Piqué à vif, Quinn n'eut pas d'autre choix que de tenir le petit Pokémon, qui lui jeta une œillade irritée. Quinn eut même l'impression qu'il labourait sciemment ses avant-bras de ses petites griffes aiguës. Qu'est-ce qu'il lui avait fait, à cette bestiole ?! De plus, Hellä prit tout son temps pour retirer à la main le sable de ses pieds, qu'elle hydrata ensuite à la crème pour ne pas « être au sec dans ses chaussettes ». Laps de temps qu'Evoli employa à peser le plus lourd possible le plus douloureusement possible.
Finalement, Hellä remit ses souliers, récupéra un Evoli ravi d'être débarrassé de l'affreux gêneur, le mit sur son épaule et récupéra sa valise.
- Qu'est-ce que tu fais planté là, Quinn ! s'exclama-t-elle. On doit s'inscrire à la Ligue !

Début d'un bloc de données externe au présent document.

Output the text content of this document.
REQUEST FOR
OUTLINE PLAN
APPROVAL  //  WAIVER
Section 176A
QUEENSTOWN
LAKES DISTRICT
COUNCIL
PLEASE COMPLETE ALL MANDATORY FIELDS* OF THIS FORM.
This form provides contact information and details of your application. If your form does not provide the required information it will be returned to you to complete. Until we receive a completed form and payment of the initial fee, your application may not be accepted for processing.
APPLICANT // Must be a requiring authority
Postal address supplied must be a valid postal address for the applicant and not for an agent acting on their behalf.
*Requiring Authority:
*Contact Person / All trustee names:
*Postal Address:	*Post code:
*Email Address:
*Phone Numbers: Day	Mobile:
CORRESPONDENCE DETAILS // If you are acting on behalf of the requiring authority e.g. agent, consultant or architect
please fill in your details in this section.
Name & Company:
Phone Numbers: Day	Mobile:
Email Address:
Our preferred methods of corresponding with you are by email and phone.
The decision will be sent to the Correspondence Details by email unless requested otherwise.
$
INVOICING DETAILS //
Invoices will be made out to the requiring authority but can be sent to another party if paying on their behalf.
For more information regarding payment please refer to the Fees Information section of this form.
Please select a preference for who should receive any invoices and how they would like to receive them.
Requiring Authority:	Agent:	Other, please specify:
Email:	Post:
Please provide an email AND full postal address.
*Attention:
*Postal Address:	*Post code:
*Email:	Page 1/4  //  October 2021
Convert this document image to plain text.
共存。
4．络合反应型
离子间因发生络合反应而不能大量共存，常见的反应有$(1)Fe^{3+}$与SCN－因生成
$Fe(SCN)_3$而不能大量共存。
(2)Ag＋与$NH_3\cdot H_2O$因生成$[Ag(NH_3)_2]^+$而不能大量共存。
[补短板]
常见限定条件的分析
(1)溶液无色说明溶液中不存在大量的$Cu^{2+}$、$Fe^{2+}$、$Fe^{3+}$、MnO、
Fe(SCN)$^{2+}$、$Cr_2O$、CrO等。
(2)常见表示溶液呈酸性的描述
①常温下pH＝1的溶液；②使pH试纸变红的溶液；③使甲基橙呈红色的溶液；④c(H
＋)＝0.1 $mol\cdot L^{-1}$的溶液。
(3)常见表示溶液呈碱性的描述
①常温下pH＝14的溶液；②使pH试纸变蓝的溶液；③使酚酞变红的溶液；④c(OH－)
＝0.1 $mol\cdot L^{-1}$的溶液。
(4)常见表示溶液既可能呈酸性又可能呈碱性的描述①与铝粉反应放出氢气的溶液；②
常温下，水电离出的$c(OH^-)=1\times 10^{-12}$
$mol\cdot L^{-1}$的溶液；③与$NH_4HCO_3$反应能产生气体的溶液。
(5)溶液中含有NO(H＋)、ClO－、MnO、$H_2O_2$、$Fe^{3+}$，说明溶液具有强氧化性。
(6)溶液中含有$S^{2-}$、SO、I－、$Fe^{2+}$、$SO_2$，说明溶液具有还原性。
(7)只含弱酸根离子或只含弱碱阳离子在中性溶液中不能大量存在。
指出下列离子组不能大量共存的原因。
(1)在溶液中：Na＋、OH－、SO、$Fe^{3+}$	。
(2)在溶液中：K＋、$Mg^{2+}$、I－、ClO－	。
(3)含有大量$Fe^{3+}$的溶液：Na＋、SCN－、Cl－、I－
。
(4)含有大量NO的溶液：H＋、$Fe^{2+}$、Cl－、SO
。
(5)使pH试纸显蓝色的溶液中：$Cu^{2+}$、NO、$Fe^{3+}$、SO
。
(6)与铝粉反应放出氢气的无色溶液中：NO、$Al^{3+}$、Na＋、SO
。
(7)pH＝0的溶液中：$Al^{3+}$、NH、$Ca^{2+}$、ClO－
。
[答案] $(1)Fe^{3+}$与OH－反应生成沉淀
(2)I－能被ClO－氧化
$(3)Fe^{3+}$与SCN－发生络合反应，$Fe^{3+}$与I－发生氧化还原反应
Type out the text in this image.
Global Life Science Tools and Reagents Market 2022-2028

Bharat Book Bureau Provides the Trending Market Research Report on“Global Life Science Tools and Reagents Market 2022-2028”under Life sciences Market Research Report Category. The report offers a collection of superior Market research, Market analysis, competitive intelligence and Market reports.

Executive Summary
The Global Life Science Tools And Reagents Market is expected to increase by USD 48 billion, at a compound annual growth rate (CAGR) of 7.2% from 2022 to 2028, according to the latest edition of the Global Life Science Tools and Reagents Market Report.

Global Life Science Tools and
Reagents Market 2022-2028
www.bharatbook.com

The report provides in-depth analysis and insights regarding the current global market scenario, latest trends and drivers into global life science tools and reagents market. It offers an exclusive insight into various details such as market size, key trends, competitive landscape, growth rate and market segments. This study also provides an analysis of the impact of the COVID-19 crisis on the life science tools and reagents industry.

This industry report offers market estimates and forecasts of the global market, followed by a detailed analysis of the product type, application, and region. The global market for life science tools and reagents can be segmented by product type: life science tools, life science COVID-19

Même les lunettes de soleil ne parvinrent pas à masquer l'ahurissement outré de l'adolescent à ces mots, qui se changea en rougissement autant de gêne que rage quand elle s'éloigna d'un pas rapide et aisé malgré ses talons et son chargement. Et, tandis qu'il l'invectivait dans son dos, employant par ailleurs des mots pas très jolis qu'elle lui ferait payer plus tard, Hellä se pencha contre Evoli et chuchota :
- Tu sais, parmi les autres trucs que j'adore faire… (Elle sourit, du même sourire diabolique qu'elle n'avait pu réprimer tantôt.) Y'a emmerder les gosses.
Les bougonnements de Quinn sonnant comme une douce musique dans son dos, au final, elle prit la direction du Centre Pokémon en sifflotant un air enjoué.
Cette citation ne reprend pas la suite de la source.